Formula (II) wherein R ¹ , R ² and q are as defined in any one of claims 1 to 20, with a compound of formula (III): A-COX Formula (III) wherein A is as defined in any one of claims 1 to 20 and X is a halogen atom or the residue of an activated ester; or (b) reacting a compound of formula (Π) with a compound A-Br or Al or A-OSO ₂ CF ₃ in the presence of carbon monoxide and a catalyst; or (c) to produce a compound of formula (I) wherein R ^{1 is} Ar ³ -Z and Z is a bond, reacting a compound of formula (IV):

Formula (IV) wherein A, R ² and q are as defined in any one of claims 1 to 13, 15, 16 or 20, a group R ^{1a represents} a group W, wherein W is a halogen atom or a trifluoromethylsulfonyloxy group, or W is a group M is selected from a boron derivative or a metal function, and when q is 2, the other R ^1a is R ¹ as defined in any one of claims 1 to 13, 15, 16 or 20; with a compound Ar ³ -W ¹ , wherein W ^{1 is} a halogen atom or a trifluoromethylsulfonyloxy group when W is M or W ^{1 is} M as defined above when W is halogen or trifluoromethylsulfonyloxy; or (d) to produce a compound of formula (I) wherein R ^{1 is} Ar ³ -Z and Z is O or S, reacting a compound of formula (V)
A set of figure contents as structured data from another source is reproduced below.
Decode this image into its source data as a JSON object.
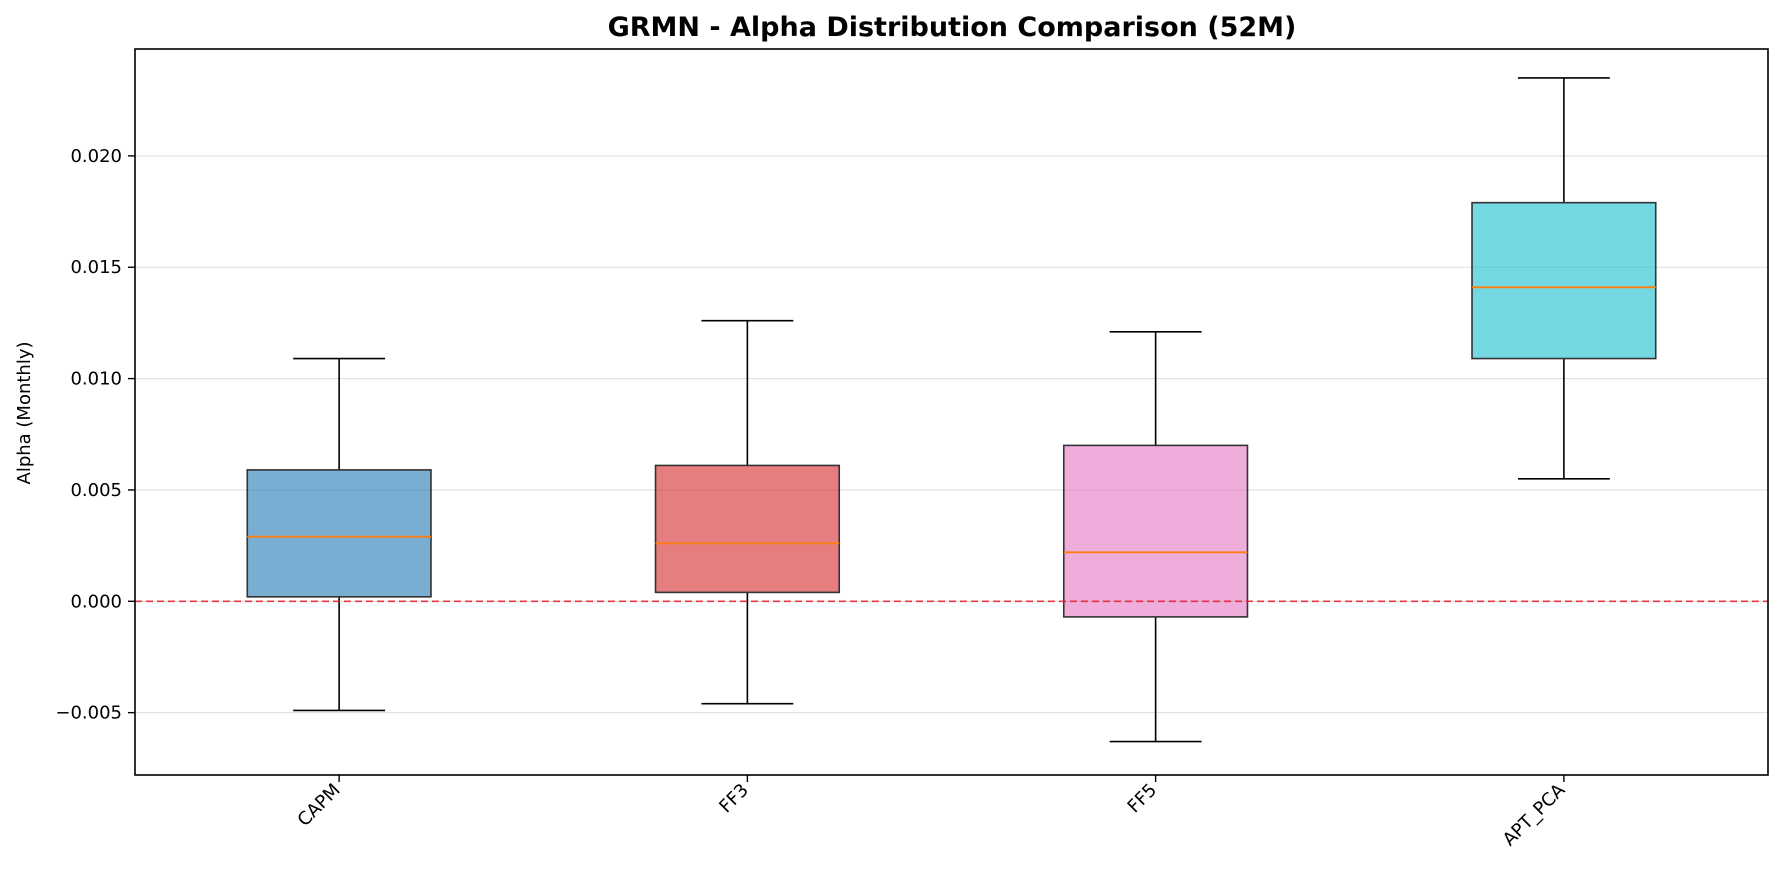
{
  "chart_data": {
    "type": "box",
    "title": "GRMN - Alpha Distribution Comparison (52M)",
    "xlabel": "",
    "ylabel": "Alpha (Monthly)",
    "ylim": [
      -0.0078,
      0.0248
    ],
    "yticks": [
      -0.005,
      0.0,
      0.005,
      0.01,
      0.015,
      0.02
    ],
    "ytick_labels": [
      "−0.005",
      "0.000",
      "0.005",
      "0.010",
      "0.015",
      "0.020"
    ],
    "grid": "y",
    "reference_line": {
      "y": 0.0,
      "color": "#e8192c",
      "style": "dashed"
    },
    "median_color": "#ff7f0e",
    "categories": [
      "CAPM",
      "FF3",
      "FF5",
      "APT_PCA"
    ],
    "boxes": [
      {
        "name": "CAPM",
        "whisker_low": -0.0049,
        "q1": 0.0002,
        "median": 0.0029,
        "q3": 0.0059,
        "whisker_high": 0.0109,
        "color": "#1f77b4"
      },
      {
        "name": "FF3",
        "whisker_low": -0.0046,
        "q1": 0.0004,
        "median": 0.0026,
        "q3": 0.0061,
        "whisker_high": 0.0126,
        "color": "#d62728"
      },
      {
        "name": "FF5",
        "whisker_low": -0.0063,
        "q1": -0.0007,
        "median": 0.0022,
        "q3": 0.007,
        "whisker_high": 0.0121,
        "color": "#e377c2"
      },
      {
        "name": "APT_PCA",
        "whisker_low": 0.0055,
        "q1": 0.0109,
        "median": 0.0141,
        "q3": 0.0179,
        "whisker_high": 0.0235,
        "color": "#17becf"
      }
    ]
  }
}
Formula (V) wherein A, R ² and q are as defined in any one of claims 1 to 13, one R ^{1b is} ZH and when q is 2 the other R ^1b is R ¹ as in any of the claims 1 to 13 is defined; with a reagent for introducing the residue Ar ³ ; or (e) to produce a compound of formula (I) wherein A is a radical of formula (b) and Y is a bond, reacting a compound of formula (VI):

wherein R ¹ , R ² , q and Ar ^{1 are} as defined in any one of claims 1 to 19 and W is as defined in (c) above, with a compound Ar ² -W ¹ , wherein W ^{1 is} a halogen atom or a trifluoromethylsulfonyloxy when W is M or W ^{1 is} M as defined in (c) above when W is halogen or trifluoromethylsulfonyloxy; or (f) converting a compound of formula (I) into another compound of formula (I) by, for example, (i) alkylating a compound of formula (I) wherein R ^{2 is} hydrogen, (ii) converting a residue R ¹ of Alkoxy (eg, methoxy) in hydroxy, (iii) converting the residue R ¹ from hydroxy to sulphonyloxy, for example, alkylsulfonyloxy or trifluoromethanesulfonyloxy, (iv) converting a compound in which Y is S into a compound wherein Y is SO ₂ , or (v) converting Y from CO to CH ₂ ; and / or (g) separating cis and trans isomers of the compounds of formula (I) by conventional methods; and optionally subsequently forming a salt of formula (I). A pharmaceutical composition comprising a compound of the formula (I) as in any of the claims 1 to 20, or a physiologically acceptable salt thereof and a physiologically compatible carrier for this. Use of a compound of formula (I), as in one of the claims 1 to 20, or a physiologically acceptable one Salt thereof, for the manufacture of a medicament for the treatment of a State which requires the modulation of a dopamine receptor. Use according to claim 23, wherein the dopamine receptor is a dopamine D ₃ receptor. Use according to claim 23 or claim 24, wherein a dopamine antagonist is needed becomes. Use of a compound of formula (I), as in one of the claims 1 to 20, or a physiologically acceptable one Salt thereof, for the manufacture of a medicament for the treatment of a psychotic state. Use according to claim 26, wherein the psychotic State schizophrenia is. Use of a compound of formula (I), as in one of the claims 1 to 20, or a physiologically acceptable one Salt thereof, for the manufacture of a medicament for the treatment of Substance abuse. Compound, namely: trans-3- (2- (1- (4- (N-tert-butyloxycarbonyl) amino) cyclohexyl) ethyl) -7-methylsulphonyl-2,3,4,5-tetrahydro-1H-3-benzazepine, or trans-3- (2- (1- (4-Amino) cyclohexyl) ethyl) -7-methylsulphonyl-2,3,4,5-tetrahydro-1H-3-benzazepine.